Although I wanted to blog about Justice Malala’s column in The Times this morning, I have to empty the old study completely this evening so that it can be converted into a playroom for the kids – tomorrow – even though my new study (or my new playroom, depending on how you look at it) is yet to be completed. Thus, I am going to be struggling for space and connectivity for a week or so and I have absolutely no time spare for blogging this evening. Joy.
Anyway – that column had some iffy writing at the start (in my humble opinion), made some rather unfounded claims in the middle and ended with a weak, watery and emotional conclusion, but did hit a few nails on a few heads in between.
The real problem with the Huntley decision is its unbelievable ignorance. Those from the middle classes, such as myself, suffer from crime daily. The majority of this class is white. This class happens to have a voice, reach and power. The stories of middle-class and primarily white suffering from crime make the news headlines every day.
This is not to say these stories are not true, or that the murder of a white woman in Parkview, Johannesburg, is less painful or tragic than that of a black woman in Soweto. However, the story of the woman in Parkview is more likely to make the news headlines than that of a woman in Phiri, Soweto.
Democratic South Africa is 15 years old. Before that we had 46 years of apartheid racism characterised by ruthless enforcement of policies aimed at keeping blacks down and pushing whites up. The division and racism that characterised apartheid South Africa can still be seen in many parts of our country: in business hierarchies, in school pass rates, in academia.
The number of blacks who have broken out of the poverty imposed by the apartheid reality remains minuscule. We can have debates about how one resolves this, but the reality exists — and persists. And therein lies the rub. Are whites targeted by criminals? The Canadian panel seems to have swallowed this story. In its own perverse way, the panel’s decision reflects the hugely skewed manner in which many in our own country and others in the outside world view South Africa.

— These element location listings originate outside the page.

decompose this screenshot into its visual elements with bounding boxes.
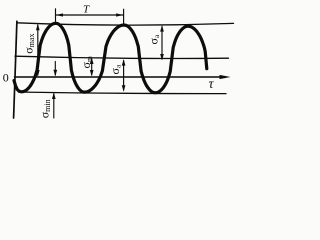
svg-text:σmax: σmax: [22, 34, 37, 54]
dim sigma_max down arrowhead: [36, 70, 40, 77]
svg-text:T: T: [83, 4, 90, 16]
dim sigma_m up arrowhead: [90, 58, 94, 64]
T dim left arrowhead: [56, 13, 63, 16]
tau axis zero line: [15, 76, 222, 78]
dim sigma_a upper shaft: [161, 27, 163, 60]
dim sigma_a lower down arrowhead: [122, 85, 126, 91]
sine wave: [14, 23, 207, 93]
T dim right arrowhead: [116, 13, 123, 16]
T dim right tick: [123, 9, 125, 23]
svg-text:σmin: σmin: [37, 99, 52, 118]
dim sigma_a lower up arrowhead: [122, 59, 126, 65]
sigma_max level line: [17, 23, 234, 25]
y-axis: [14, 21, 17, 118]
tau axis arrowhead: [220, 75, 231, 79]
T dim line: [56, 14, 123, 16]
svg-text:σa: σa: [147, 34, 162, 44]
dim sigma_max shaft: [37, 25, 39, 75]
dim sigma_min lower up arrowhead: [52, 92, 56, 99]
sigma_min level line: [24, 92, 226, 94]
svg-text:τ: τ: [209, 76, 215, 91]
dim sigma_a lower shaft: [123, 61, 125, 91]
dim sigma_m down arrowhead: [90, 70, 94, 76]
T dim left tick: [55, 9, 57, 22]
mean level line (sigma_m): [15, 56, 229, 58]
dim sigma_min upper arrow shaft: [54, 62, 56, 76]
dim sigma_m double arrow shaft: [91, 59, 93, 75]
svg-text:0: 0: [3, 70, 9, 84]
dim sigma_a upper down arrowhead: [160, 54, 164, 60]
dim sigma_min lower arrow shaft: [53, 94, 55, 118]
svg-text:σa: σa: [108, 64, 123, 74]
dim sigma_max up arrowhead: [36, 24, 40, 31]
dim sigma_min upper down arrowhead: [53, 70, 57, 77]
dim sigma_a upper up arrowhead: [160, 25, 164, 31]
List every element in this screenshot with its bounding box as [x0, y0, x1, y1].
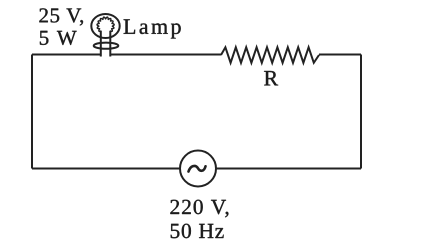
wire top-mid segment [111, 54, 221, 56]
wire bottom-right segment [217, 168, 362, 170]
wire top-left segment [32, 54, 100, 56]
lamp screw base ellipse [94, 43, 119, 49]
wire left side [31, 55, 33, 169]
wire top-right segment [319, 54, 361, 56]
AC source tilde [189, 166, 206, 172]
label 50 Hz [171, 224, 224, 239]
label 25 V, [39, 8, 83, 25]
lamp filament scallop [97, 17, 114, 31]
label 220 V, [170, 200, 228, 218]
wire right side [360, 55, 362, 169]
lamp neck left line [100, 31, 102, 57]
wire bottom-left segment [32, 168, 180, 170]
lamp glass envelope [91, 14, 119, 38]
lamp neck right line [109, 31, 111, 57]
resistor R [221, 47, 319, 63]
label R [264, 71, 278, 85]
AC source circle [180, 151, 216, 187]
label Lamp [124, 19, 181, 38]
label 5 W [40, 31, 77, 45]
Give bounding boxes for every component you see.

For this grouping, white supremacy has been replaced by black supremacy. White terror on blacks has been replaced by black terror against whites. That view is as wrong as it is dangerous. The reality of a unique democracy in Africa, with the complexities of race and poverty and division thrown in, is too hard to engage with.
Which is basically what I have been saying all along. It’s not that Huntley’s stories were untrue – it’s just that they were unrepresentative. That’s why there’s been all the fuss about the whole affair and that’s why – apparently – he’s about to be kicked out of Canada.
Now, if you’ll excuse me, I’m about to get kicked out of my study.